Q.How does the FTA improve trade facilitation and digital trade?
A.It streamlines customs with electronic filings and 48‑hour clearance, while legalizing e‑contracts, enabling cross‑border data flows, protecting IP, and curbing forced code transfer.
Q.What does the India-UK FTA mean for Indian professionals and workers?
A.India-UK mobility for professionals, short-term contracts, business visits; Double Contributions Convention avoids dual social security payments for up to three years.
Q.What challenges could affect the India‑UK FTA's success?
A.Challenges include staged tariff liberalization, safeguarding sensitive sectors, ensuring utilization, aligning regulations, and managing political or global economic shifts.
Q. Consider the following countries: (2018)
Australia
Canada
China
India
Japan
USA
Which of the above are among the ‘free-trade partners’ of ASEAN?
(a) 1, 2, 4 and 5
(b) 3, 4, 5 and 6
(c) 1, 3, 4 and 5
(d) 2, 3, 4 and 6
Ans: (c).
UPSC Mains (GS Paper 3), 2019: “Critically evaluate the impact of Free Trade Agreements on India’s trade balance and industrial competitiveness.”

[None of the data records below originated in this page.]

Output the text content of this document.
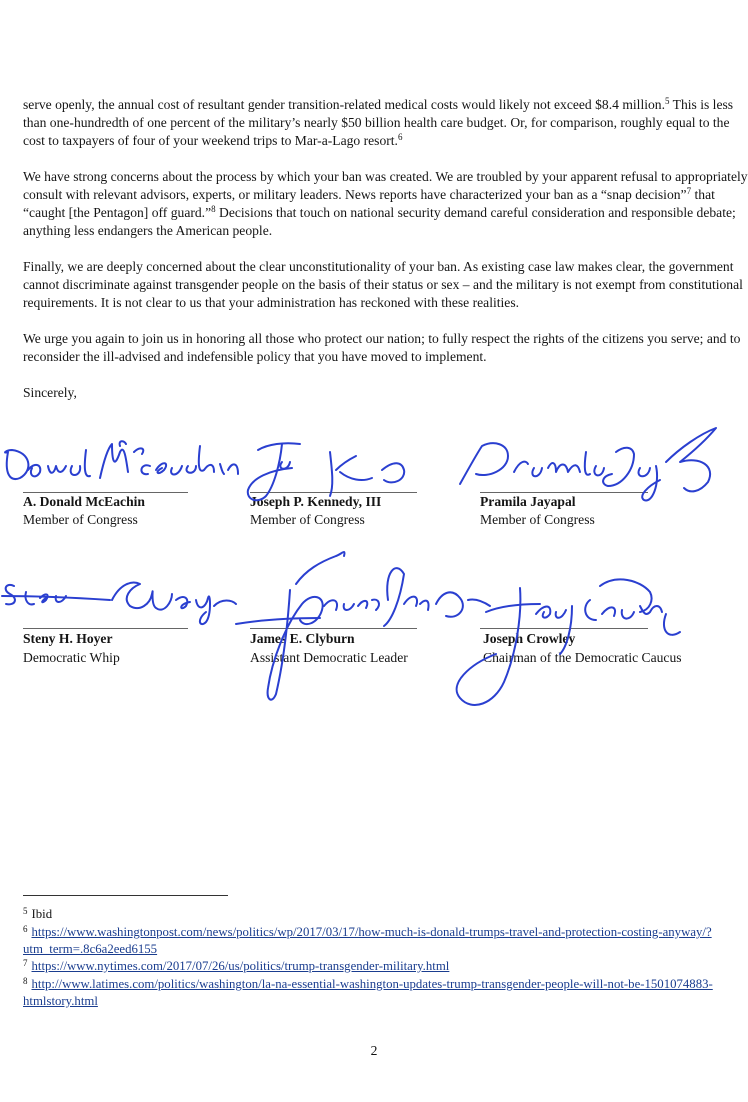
serve openly, the annual cost of resultant gender transition-related medical costs would likely not exceed $8.4 million.$^5$ This is less than one-hundredth of one percent of the military’s nearly $50 billion health care budget. Or, for comparison, roughly equal to the cost to taxpayers of four of your weekend trips to Mar-a-Lago resort.$^6$

We have strong concerns about the process by which your ban was created. We are troubled by your apparent refusal to appropriately consult with relevant advisors, experts, or military leaders. News reports have characterized your ban as a “snap decision”$^7$ that “caught [the Pentagon] off guard.”$^8$ Decisions that touch on national security demand careful consideration and responsible debate; anything less endangers the American people.

Finally, we are deeply concerned about the clear unconstitutionality of your ban. As existing case law makes clear, the government cannot discriminate against transgender people on the basis of their status or sex – and the military is not exempt from constitutional requirements. It is not clear to us that your administration has reckoned with these realities.

We urge you again to join us in honoring all those who protect our nation; to fully respect the rights of the citizens you serve; and to reconsider the ill-advised and indefensible policy that you have moved to implement.

Sincerely,

A. Donald McEachin
Member of Congress
Joseph P. Kennedy, III
Member of Congress
Pramila Jayapal
Member of Congress
Steny H. Hoyer
Democratic Whip
James E. Clyburn
Assistant Democratic Leader
Joseph Crowley
Chairman of the Democratic Caucus
$^5$ Ibid
$^6$ https://www.washingtonpost.com/news/politics/wp/2017/03/17/how-much-is-donald-trumps-travel-and-protection-costing-anyway/?utm_term=.8c6a2eed6155
$^7$ https://www.nytimes.com/2017/07/26/us/politics/trump-transgender-military.html
$^8$ http://www.latimes.com/politics/washington/la-na-essential-washington-updates-trump-transgender-people-will-not-be-1501074883-htmlstory.html
2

The India–UK FTA marks a pivotal milestone in India–UK relations, offering expanded market access, investment inflows, and enhanced sectoral cooperation. However, addressing challenges such as import-driven trade imbalances, suboptimal FTA utilization, and lingering non‑tariff barriers is essential. India must adopt a holistic strategy-aligning domestic policies, increasing stakeholder awareness, and improving compliance-to fully leverage this UK–India free trade agreement and optimize future India free trade agreements.